À quand la mort du cahier des charges de formation ?

Tout programme de formation se présente aujourd’hui comme une traduction d’un cahier des charges établi par une direction des ressources humaines, une direction de la formation ou une université d’entreprise. Or cet écrit est très souvent construit de manière top down à partir d’une anticipation des besoins supposés des futurs participants au programme. Dans ces conditions, le cahier des charges se résume à un listing de critères soit disant objectivables et de contraintes techniques. Avec cette approche standardisée de la formation, on est dans le syndrome du marteau cher à Kathleen M. Eisenhardt, à savoir que chaque problème devient un clou sur lequel on tape en espérant le régler. Quant aux réelles problématiques, elles ne sont jamais vraiment abordées.

Pire, le programme de formation quand il ne prend pas suffisamment en compte le contexte de sa mise en œuvre peut entraîner un réel sentiment de frustration. À titre d’exemple, on peut évoquer ce programme centré sur les pratiques managériales qui a été vendu à des responsables pédagogiques d’une école à la recherche d’outils pour animer une équipe d’intervenants extérieurs.
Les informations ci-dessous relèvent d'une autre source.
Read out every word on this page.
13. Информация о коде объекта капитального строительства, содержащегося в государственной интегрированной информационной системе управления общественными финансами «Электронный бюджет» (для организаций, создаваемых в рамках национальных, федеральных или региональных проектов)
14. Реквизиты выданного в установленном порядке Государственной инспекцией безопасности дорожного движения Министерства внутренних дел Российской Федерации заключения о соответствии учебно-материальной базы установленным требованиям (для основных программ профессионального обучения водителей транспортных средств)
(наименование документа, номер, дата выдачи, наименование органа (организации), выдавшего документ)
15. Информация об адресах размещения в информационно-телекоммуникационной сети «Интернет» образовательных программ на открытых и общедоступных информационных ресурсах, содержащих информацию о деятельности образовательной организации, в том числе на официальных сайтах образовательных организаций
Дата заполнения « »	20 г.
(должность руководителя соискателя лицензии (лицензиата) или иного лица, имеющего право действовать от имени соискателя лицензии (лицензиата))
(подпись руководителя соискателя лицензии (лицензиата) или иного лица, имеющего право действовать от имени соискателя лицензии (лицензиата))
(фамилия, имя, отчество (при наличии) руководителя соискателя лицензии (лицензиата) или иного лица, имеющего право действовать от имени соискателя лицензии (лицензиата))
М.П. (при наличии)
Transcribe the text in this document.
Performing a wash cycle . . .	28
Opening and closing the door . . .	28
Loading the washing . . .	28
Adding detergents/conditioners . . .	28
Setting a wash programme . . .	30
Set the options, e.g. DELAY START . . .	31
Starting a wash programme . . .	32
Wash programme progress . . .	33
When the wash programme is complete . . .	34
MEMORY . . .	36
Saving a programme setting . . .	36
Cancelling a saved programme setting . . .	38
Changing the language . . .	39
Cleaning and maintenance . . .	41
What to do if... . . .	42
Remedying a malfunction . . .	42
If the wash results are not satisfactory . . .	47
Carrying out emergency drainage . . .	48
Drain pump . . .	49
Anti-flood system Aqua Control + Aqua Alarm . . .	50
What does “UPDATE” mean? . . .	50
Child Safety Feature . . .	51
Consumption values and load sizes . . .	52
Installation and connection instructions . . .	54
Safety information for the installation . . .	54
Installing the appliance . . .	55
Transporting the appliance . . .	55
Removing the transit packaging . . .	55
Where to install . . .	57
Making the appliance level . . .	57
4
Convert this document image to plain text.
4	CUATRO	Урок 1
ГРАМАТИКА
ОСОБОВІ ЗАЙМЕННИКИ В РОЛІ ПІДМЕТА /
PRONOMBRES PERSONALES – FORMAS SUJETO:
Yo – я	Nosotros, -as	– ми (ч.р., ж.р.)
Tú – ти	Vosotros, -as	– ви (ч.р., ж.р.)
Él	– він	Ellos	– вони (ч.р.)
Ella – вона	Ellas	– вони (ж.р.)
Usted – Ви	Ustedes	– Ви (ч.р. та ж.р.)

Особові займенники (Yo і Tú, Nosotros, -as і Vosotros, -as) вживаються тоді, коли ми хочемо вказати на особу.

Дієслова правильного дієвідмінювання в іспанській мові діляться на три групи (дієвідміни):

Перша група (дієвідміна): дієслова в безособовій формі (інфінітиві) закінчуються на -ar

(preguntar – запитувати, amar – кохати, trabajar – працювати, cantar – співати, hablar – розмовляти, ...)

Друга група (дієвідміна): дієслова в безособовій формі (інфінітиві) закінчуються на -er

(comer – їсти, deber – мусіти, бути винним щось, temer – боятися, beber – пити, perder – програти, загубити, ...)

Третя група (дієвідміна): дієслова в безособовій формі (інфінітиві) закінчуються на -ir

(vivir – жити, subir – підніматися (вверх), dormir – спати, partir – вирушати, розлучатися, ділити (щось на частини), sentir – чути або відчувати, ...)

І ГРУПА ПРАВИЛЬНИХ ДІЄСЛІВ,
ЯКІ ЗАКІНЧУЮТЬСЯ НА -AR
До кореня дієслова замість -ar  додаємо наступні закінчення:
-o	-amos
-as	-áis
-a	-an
Or à défaut d’avoir été pensée au plus proche des besoins des collaborateurs, la formation s’est révélée complètement dés-ajustée à leur réalité quotidienne. Et pourtant, tous attendaient beaucoup de cette formation.

Il est ainsi légitime de se demander à quel moment les participants expriment aujourd’hui réellement un désir de formation singulier? De même qu’il n’est plus à prouver les effets bénéfiques du « renversement » dans la production de connaissances, via par exemple le dispositif de la classe inversée, il serait bénéfique de renverser enfin la manière dont on établit le diagnostic de la demande de formation. Dans cette perspective, les outils technologiques peuvent faciliter la mise en œuvre d’une procédure de co-construction de la formation avec les participants en leur offrant la possibilité d’exprimer leurs attentes concrètes. Le processus pourrait alors être vraiment bottom-up et s’affranchir de tout cahier des charges préétabli.

Un tel retournement de perspective supposerait certainement aussi de réorganiser le marché foisonnant des prestataires. Aujourd’hui, le plus souvent, ce n’est pas le même prestataire qui établit le diagnostic et qui dispense une formation. Tout le système est basé sur de la mass-customisation, c’est-à-dire qu’on essaye de vendre du sur-mesure à partir de modèles standard. Or s’il revenait au même acteur de procéder au diagnostic clinique de la situation et de prendre ensuite en charge la formation, on pourrait espérer être au plus près des besoins des participants. On gagnerait ainsi tout à la fois en pertinence et en coûts de transaction. Tel pourrait être mon plaidoyer en ce début d’année pour que cesse (enfin !) le gâchis des formations mal ajustées.